Pengamat psikologi politik Universitas Indonesia Handy Muluk berpendapat, pernyataan para tokoh agama mengenai 18 kebohongan pemerintah merupakan suatu hal yang tepat. Sebab, tokoh agama tersebut mewakili moral masyarakat.
"Pendekatakan yang digunakan fenomenologis, penghayatan dan memang pas apa yang disampaikan tokoh agama, karena mereka mewakili moral," kata Handy dalam diskusi polemik bertema "Musim Berbohong" di Warung Daun, Cikini, Jakarta, Sabtu (15/1/2011).
Pernyataan tokoh agama tersebut, kata Handy, harus dilihat dari sisi yang berbeda.
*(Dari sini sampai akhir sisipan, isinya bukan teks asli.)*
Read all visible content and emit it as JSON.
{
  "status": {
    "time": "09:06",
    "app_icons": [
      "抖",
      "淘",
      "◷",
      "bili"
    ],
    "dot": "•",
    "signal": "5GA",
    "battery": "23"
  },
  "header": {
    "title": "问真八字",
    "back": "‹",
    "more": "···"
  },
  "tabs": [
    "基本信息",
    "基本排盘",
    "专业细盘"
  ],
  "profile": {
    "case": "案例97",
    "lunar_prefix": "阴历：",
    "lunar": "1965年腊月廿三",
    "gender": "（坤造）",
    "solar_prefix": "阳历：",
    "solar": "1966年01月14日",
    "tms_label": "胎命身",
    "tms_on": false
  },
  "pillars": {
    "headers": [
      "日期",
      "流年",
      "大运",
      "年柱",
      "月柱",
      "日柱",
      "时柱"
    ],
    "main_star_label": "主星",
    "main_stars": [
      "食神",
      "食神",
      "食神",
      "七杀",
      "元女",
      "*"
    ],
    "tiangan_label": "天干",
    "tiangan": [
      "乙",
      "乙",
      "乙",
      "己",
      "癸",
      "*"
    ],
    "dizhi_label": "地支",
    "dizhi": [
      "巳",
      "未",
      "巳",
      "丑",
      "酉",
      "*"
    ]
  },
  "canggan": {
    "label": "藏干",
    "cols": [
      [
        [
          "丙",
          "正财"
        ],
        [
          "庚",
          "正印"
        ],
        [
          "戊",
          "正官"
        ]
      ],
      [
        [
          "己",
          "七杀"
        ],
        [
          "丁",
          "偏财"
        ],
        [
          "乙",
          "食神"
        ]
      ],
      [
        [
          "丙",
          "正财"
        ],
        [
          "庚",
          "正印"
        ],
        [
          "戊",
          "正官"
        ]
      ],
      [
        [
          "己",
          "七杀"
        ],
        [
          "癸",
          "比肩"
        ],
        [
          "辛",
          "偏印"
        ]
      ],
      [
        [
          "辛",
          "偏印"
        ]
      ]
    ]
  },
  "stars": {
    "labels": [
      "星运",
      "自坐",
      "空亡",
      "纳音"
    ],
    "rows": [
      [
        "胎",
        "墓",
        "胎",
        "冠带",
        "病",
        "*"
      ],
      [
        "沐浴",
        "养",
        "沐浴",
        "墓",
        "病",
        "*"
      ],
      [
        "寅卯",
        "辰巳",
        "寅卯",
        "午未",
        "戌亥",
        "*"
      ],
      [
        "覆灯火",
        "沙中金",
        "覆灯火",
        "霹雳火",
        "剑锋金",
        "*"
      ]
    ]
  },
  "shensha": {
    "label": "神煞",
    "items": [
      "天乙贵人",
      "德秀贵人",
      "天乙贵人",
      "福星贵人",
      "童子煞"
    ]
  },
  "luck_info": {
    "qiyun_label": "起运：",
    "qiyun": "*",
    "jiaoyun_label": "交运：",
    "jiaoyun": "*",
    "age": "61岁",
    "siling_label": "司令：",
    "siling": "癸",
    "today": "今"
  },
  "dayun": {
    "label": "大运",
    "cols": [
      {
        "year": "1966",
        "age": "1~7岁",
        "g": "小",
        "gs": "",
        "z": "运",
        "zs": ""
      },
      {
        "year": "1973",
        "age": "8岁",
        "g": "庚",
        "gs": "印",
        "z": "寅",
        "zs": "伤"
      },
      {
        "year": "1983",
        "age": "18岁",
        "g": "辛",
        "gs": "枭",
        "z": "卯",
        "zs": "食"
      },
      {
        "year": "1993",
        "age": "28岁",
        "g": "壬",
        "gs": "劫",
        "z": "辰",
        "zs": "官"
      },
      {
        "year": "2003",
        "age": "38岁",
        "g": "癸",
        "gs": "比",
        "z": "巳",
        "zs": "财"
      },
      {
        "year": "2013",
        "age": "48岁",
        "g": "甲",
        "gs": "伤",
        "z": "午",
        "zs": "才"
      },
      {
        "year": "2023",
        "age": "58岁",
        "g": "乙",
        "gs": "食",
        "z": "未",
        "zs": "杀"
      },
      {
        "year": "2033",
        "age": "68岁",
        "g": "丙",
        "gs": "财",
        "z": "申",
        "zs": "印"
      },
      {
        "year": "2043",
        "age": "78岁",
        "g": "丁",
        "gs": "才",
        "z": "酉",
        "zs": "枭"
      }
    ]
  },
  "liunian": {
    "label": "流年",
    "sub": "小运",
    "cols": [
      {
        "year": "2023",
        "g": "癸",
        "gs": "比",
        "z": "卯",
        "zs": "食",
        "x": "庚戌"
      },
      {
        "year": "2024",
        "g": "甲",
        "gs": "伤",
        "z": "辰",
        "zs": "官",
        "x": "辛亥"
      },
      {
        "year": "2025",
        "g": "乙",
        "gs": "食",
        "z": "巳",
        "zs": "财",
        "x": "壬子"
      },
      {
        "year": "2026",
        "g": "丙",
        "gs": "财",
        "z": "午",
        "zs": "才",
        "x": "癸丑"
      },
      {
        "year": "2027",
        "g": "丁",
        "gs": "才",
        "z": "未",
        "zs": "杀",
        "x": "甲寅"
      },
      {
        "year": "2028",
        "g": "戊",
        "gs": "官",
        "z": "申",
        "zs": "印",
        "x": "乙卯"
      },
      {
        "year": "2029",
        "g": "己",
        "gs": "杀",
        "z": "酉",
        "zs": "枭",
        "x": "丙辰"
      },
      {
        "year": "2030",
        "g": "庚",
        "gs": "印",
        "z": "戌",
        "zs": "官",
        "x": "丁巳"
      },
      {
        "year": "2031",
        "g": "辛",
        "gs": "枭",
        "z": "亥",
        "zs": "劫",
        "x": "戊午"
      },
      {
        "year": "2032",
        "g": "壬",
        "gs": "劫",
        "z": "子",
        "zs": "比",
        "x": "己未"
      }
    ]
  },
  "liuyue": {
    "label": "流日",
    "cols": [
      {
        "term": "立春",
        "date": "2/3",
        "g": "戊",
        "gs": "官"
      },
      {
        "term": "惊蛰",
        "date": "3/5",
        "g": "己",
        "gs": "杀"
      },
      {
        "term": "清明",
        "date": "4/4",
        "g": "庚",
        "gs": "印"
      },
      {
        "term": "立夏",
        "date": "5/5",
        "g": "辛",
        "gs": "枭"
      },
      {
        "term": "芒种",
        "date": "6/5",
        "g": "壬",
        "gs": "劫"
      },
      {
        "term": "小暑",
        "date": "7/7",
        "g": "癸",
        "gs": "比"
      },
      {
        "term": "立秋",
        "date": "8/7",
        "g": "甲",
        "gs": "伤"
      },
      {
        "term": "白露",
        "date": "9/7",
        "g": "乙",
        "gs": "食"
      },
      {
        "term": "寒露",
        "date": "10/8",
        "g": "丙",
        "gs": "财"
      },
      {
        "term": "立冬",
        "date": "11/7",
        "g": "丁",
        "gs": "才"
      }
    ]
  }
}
Bukan diartikan sebagai penyerangan terhadap karakter pribadi seseorang, dalam hal ini, Presiden Susilo Bambang Yudhoyono. "Yang dimaksud tokoh lintas agama mungkin bukan karakter. Yang dituduh bukan orang, tapi sistem yang disebut pemerintahan," katanya.
Sebelumnya, sejumlah tokoh agama menyampaikan pernyataan terkait 18 kebohongan pemerintah. Rupanya kata "bohong" yang ditujukan kepada pemerintah itu menyinggung presiden hingga Istana merasa perlu segera menanggapi pernyataan tersebut.
Staf ahli presiden bidang politik, Daniel Sparinga dalam diskusi polemik menyampaikan, tuduhan berbohong merupakan suatu hal yang serius untuk segera ditanggapi. "Apa yang disampaikan menyangkut kredibilitas presiden karena namanya (presiden SBY) disebut namanya jelas," katanya. Bahkan, Daniel mengatakan bahwa kata "gagal" lebih nyaman didengar daripada kata "bohong".
Terkait penggunaan kata "bohong", Handy menilai bahwa secara psikologis kata bohong dapat membuat seseorang tidak nyaman karena berkaitan dengan karakter pribadi seseorang. Sementara kata "gagal", dalam psikologi gagal tidak hanya menyangkut karakter seseorang namun juga kondisi yang membuat seseorang gagal.
"Kalau gagal, orang bisa beralasan karena kondisi lah yang membuat saya gagal," paparnya.